税関員「この長い棒は一体何に使うものですか?」
私『洗濯物を干すものです。」
こんなものまではるばる日本から持ってきたのかと
一同大笑い。
日本の生活で使っていたもの全てを持ってきました。
おまけに母がコンティナーに余裕があることを知ると
実家の物置から餅つき機、お客様用座布団20枚など
この際、粗大ゴミ処分とばかりに引越し荷物に紛れ込ませていました。
残念ながら関税がかかるようなたいしたものは全くありませんでした。


部屋に荷物が収まり落ち着いた生活が本格的に始まりました。

アメリカ移住物語(6)

ハワイで再会した夫の友人から
「仕事を手伝わないか。
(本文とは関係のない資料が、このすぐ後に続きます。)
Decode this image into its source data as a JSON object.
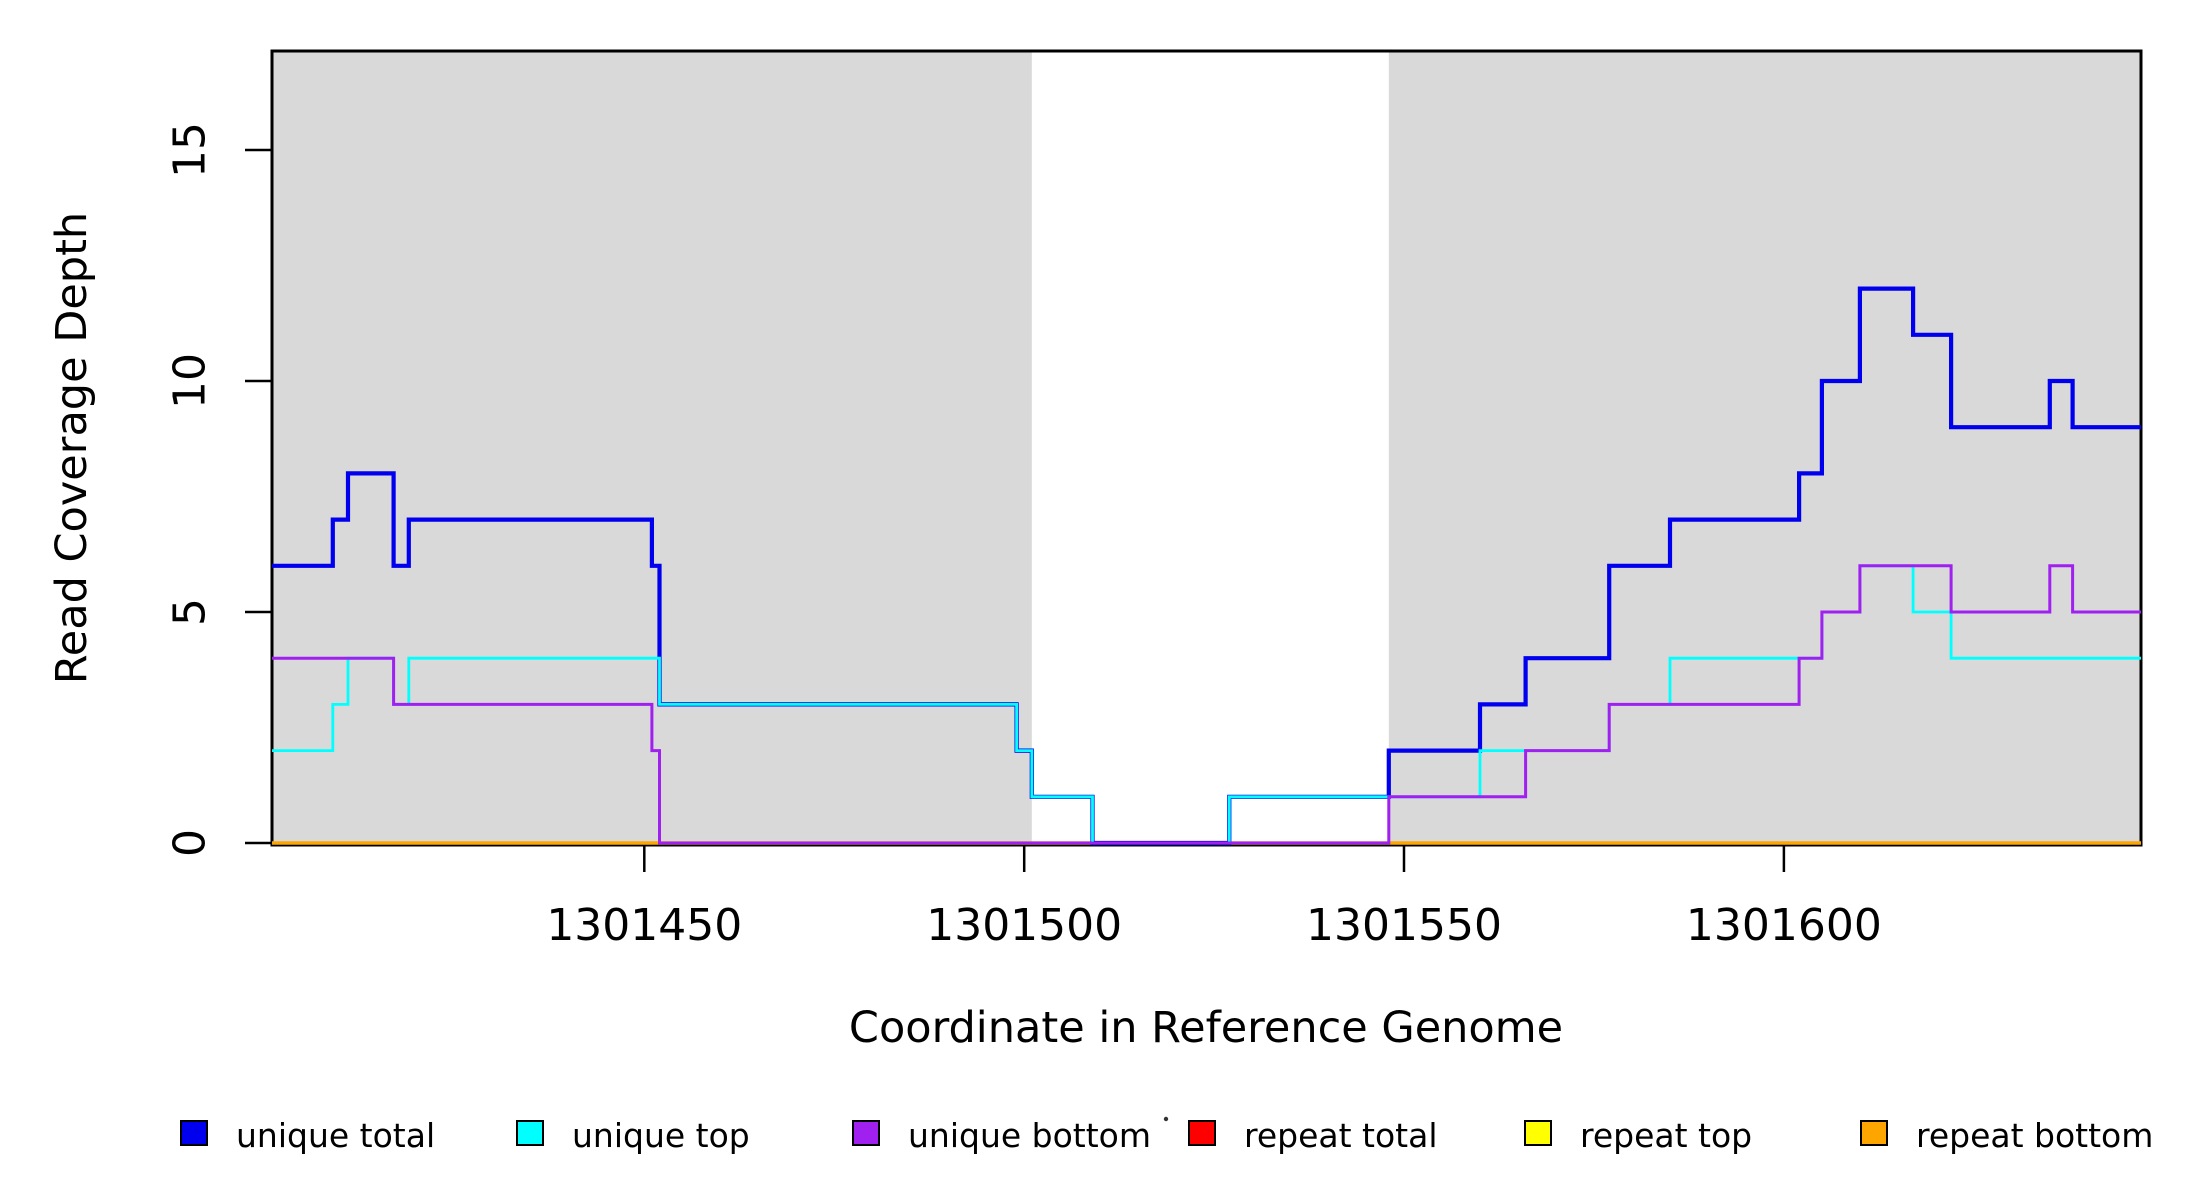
{
  "chart_data": {
    "type": "line",
    "step": "post",
    "title": "",
    "xlabel": "Coordinate in Reference Genome",
    "ylabel": "Read Coverage Depth",
    "xlim": [
      1301401,
      1301647
    ],
    "ylim": [
      0,
      17.15
    ],
    "grid": false,
    "x_ticks": [
      {
        "value": 1301450,
        "label": "1301450"
      },
      {
        "value": 1301500,
        "label": "1301500"
      },
      {
        "value": 1301550,
        "label": "1301550"
      },
      {
        "value": 1301600,
        "label": "1301600"
      }
    ],
    "y_ticks": [
      {
        "value": 0,
        "label": "0"
      },
      {
        "value": 5,
        "label": "5"
      },
      {
        "value": 10,
        "label": "10"
      },
      {
        "value": 15,
        "label": "15"
      }
    ],
    "shaded_regions": [
      {
        "x0": 1301401,
        "x1": 1301501,
        "color": "#D9D9D9"
      },
      {
        "x0": 1301548,
        "x1": 1301647,
        "color": "#D9D9D9"
      }
    ],
    "series": [
      {
        "name": "repeat total",
        "color": "#FF0000",
        "width": 3,
        "steps": [
          [
            1301401,
            0
          ]
        ]
      },
      {
        "name": "repeat top",
        "color": "#FFFF00",
        "width": 3,
        "steps": [
          [
            1301401,
            0
          ]
        ]
      },
      {
        "name": "repeat bottom",
        "color": "#FFA500",
        "width": 3.5,
        "steps": [
          [
            1301401,
            0
          ]
        ]
      },
      {
        "name": "unique total",
        "color": "#0000EE",
        "width": 4.2,
        "steps": [
          [
            1301401,
            6
          ],
          [
            1301409,
            7
          ],
          [
            1301411,
            8
          ],
          [
            1301417,
            6
          ],
          [
            1301419,
            7
          ],
          [
            1301451,
            6
          ],
          [
            1301452,
            3
          ],
          [
            1301499,
            2
          ],
          [
            1301501,
            1
          ],
          [
            1301509,
            0
          ],
          [
            1301527,
            1
          ],
          [
            1301548,
            2
          ],
          [
            1301560,
            3
          ],
          [
            1301566,
            4
          ],
          [
            1301577,
            6
          ],
          [
            1301585,
            7
          ],
          [
            1301602,
            8
          ],
          [
            1301605,
            10
          ],
          [
            1301610,
            12
          ],
          [
            1301617,
            11
          ],
          [
            1301622,
            9
          ],
          [
            1301635,
            10
          ],
          [
            1301638,
            9
          ]
        ]
      },
      {
        "name": "unique top",
        "color": "#00FFFF",
        "width": 2.8,
        "steps": [
          [
            1301401,
            2
          ],
          [
            1301409,
            3
          ],
          [
            1301411,
            4
          ],
          [
            1301417,
            3
          ],
          [
            1301419,
            4
          ],
          [
            1301452,
            3
          ],
          [
            1301499,
            2
          ],
          [
            1301501,
            1
          ],
          [
            1301509,
            0
          ],
          [
            1301527,
            1
          ],
          [
            1301560,
            2
          ],
          [
            1301577,
            3
          ],
          [
            1301585,
            4
          ],
          [
            1301605,
            5
          ],
          [
            1301610,
            6
          ],
          [
            1301617,
            5
          ],
          [
            1301622,
            4
          ]
        ]
      },
      {
        "name": "unique bottom",
        "color": "#A020F0",
        "width": 3,
        "steps": [
          [
            1301401,
            4
          ],
          [
            1301417,
            3
          ],
          [
            1301451,
            2
          ],
          [
            1301452,
            0
          ],
          [
            1301548,
            1
          ],
          [
            1301566,
            2
          ],
          [
            1301577,
            3
          ],
          [
            1301602,
            4
          ],
          [
            1301605,
            5
          ],
          [
            1301610,
            6
          ],
          [
            1301622,
            5
          ],
          [
            1301635,
            6
          ],
          [
            1301638,
            5
          ]
        ]
      }
    ],
    "legend": {
      "position": "bottom",
      "entries": [
        {
          "label": "unique total",
          "color": "#0000EE"
        },
        {
          "label": "unique top",
          "color": "#00FFFF"
        },
        {
          "label": "unique bottom",
          "color": "#A020F0"
        },
        {
          "label": "repeat total",
          "color": "#FF0000"
        },
        {
          "label": "repeat top",
          "color": "#FFFF00"
        },
        {
          "label": "repeat bottom",
          "color": "#FFA500"
        }
      ]
    }
  }
}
」と言う話に
二つ返事をしたのは私でした。
慎重でよく考えてから物事を決める夫は
非常に消極的でした。
もう一度サンフランシスコに住みたいとこの旅行で
強く思った私はハワイもアメリカであり
ここから始めてやがてはサンフランシスコで
暮らせるようにしていけばよいと考えたのでした。



「思い込んだら命がけ」の私は否定的な意見は聞く耳持たずで
着々とハワイへ引越しをする準備を始めました。


一足先ににハワイへ経った夫から仕事はマウイ島で
ゆえに私たち家族の住む所もマウイ島と聞かされました。
オアフ島しか行ったことがない私に入ってくる情報は
「砂糖キビ畑ばかりの田舎」
しかし、都会育ちの私は田舎の想像はできず
ビーチに椰子の木しか思い浮かばず。



20フィートのコンティナー丸まる一杯になった
引越し荷物が神戸港を出発した数日後
私は子供二人を連れてマウイ島カフルイ空港へ降り立ちました。